When political leaders have announced the defeat of terrorist groups in the past, a certain degree of skepticism often would have been warranted. It’s perhaps too early to tell if the same lesson applies to the most recent group to be declared dead: the Islamic State, which according to a tweet by President Trump last month and remarks by Vice President Pence on Wednesday, has now been defeated.

The alleged defeat of the group by anti-ISIS coalition forces was Trump’s main argument to justify his decision to withdraw U.S. military personnel from Syria, despite objections by his own advisers.

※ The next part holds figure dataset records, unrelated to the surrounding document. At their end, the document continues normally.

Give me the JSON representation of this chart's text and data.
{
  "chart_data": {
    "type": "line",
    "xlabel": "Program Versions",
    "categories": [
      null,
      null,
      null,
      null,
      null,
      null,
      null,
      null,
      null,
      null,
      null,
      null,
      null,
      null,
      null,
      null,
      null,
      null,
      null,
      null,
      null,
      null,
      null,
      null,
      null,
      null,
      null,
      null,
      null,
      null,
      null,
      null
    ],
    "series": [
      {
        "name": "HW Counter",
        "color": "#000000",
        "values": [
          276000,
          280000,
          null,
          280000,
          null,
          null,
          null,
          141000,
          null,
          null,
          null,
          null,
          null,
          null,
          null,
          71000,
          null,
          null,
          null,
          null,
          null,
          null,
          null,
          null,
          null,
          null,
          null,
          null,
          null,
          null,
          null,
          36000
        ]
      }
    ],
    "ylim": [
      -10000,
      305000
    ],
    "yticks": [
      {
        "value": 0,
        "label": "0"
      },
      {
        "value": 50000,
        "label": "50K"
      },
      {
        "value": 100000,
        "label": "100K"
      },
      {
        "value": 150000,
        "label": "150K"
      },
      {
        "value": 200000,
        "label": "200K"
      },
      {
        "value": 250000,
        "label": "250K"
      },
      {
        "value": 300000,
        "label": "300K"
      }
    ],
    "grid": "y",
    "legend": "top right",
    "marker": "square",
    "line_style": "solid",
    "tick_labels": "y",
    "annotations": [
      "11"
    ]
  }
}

Less than a month later, on Wednesday, four Americans were killed in an attack in the Syrian city of Manbij, inevitably raising new doubts over any assessment that the Islamic State is beaten. The Islamic State could still succeed in reinventing itself, my colleague Adam Taylor writes, noting that “defeating an insurgent group that uses guerrilla tactics and terrorism is more difficult than beating a group that is trying to actually hold ground.”

A look back in history shows that it certainly would not be the first group to morph into something different while maintaining its deadly mission.

The most recent reminder of that came this week, when Somalia’s al-Shabab terrorist group claimed responsibility for an attack on a Nairobi hotel that left at least 21 people dead. Such claims can be misleading, but the group was also behind the somewhat similar 2013 attack on Kenya’s Westgate shopping mall, in which 67 victims died. It was one of the deadliest post-9/11 attacks

Only one year before the Westgate attack, in 2012, African Union forces had announced victory over the group in Somalia’s capital, Mogadishu, predicting an imminent defeat of the militants in all remaining parts of the country.

To understand why the Islamic State may not be as defeated as Trump claims it is, it’s worth exploring the group’s own history. It did not simply appear out of nowhere in 2013, but instead emerged out of its forerunner, known as al-Qaeda in Iraq, a group founded by Abu Musab al-Zarqawi around 2004 following the U.S. invasion of Iraq. After Zarqawi was killed in a U.S. airstrike in 2006, the group was believed to have passed its peak, and many hoped it would forever disappear — in what now sounds like wishful and naive thinking.

Elsewhere, local groups associated with Osama bin Laden’s al-Qaeda have proved similarly resilient. When the group’s affiliate in Algeria, al-Qaeda in the Maghreb, was largely quashed by the Algerian military in the populated north of the country, its militants simply moved south, joining forces with Saharan smugglers and criminals to forge an even more effective and deadly group that went on to take Westerners hostage and even seized one of Algeria’s biggest gas installations.

The Islamic State has also attracted more petty criminals than have prior militant groups, raising fears that its territorial losses could result in the emergence of new criminal or terrorist groups beyond the borders of Syria and Iraq. Taking out the Islamic State’s top leaders may have slowed down that process, but it’s unlikely to persist — at least if history can offer any indication.

In most cases, “a leader’s death only speeds up the rise of even more radical successors,” Raffaello Pantucci, director of international security studies at Britain’s Royal United Services Institute, explained in an earlier interview.

A good example of that is the Nigerian terrorist group Boko Haram, which gained notoriety 10 years ago with mass-casualty attacks. Authorities later arrested and killed the group’s leaders, drawing applause from victims of Boko Haram, but immediately sparking calls for revenge among its supporters.

One year later, Boko Haram militants were back, citing their leaders’ deaths for the group’s forceful resurgence. The World Bank estimates that more than 20,000 people have since died as a result of Boko Haram’s confrontation with the government, and millions have been displaced. Despite new, more recent claims by the Nigerian government that the group is defeated, attacks have not faded.

Recent visitors to Kabul will confirm that the same can be said about the Taliban, which was declared effectively defeated only months after U.S. airstrikes and Afghan resistance forces toppled the Taliban government in November 2001, leading to an influx of U.S. and NATO troops. While the number of U.S. troops has gone up and down since, Taliban attacks have only become more frequent — and more dangerous.

In regard to Syria, the Afghanistan experience may prompt some uncomfortable questions for politicians on both sides of the U.S. political spectrum. Has the Islamic State been defeated, as Trump claims? And if not, as Trump’s critics maintain, could U.S. troops really prevent the group’s reemergence?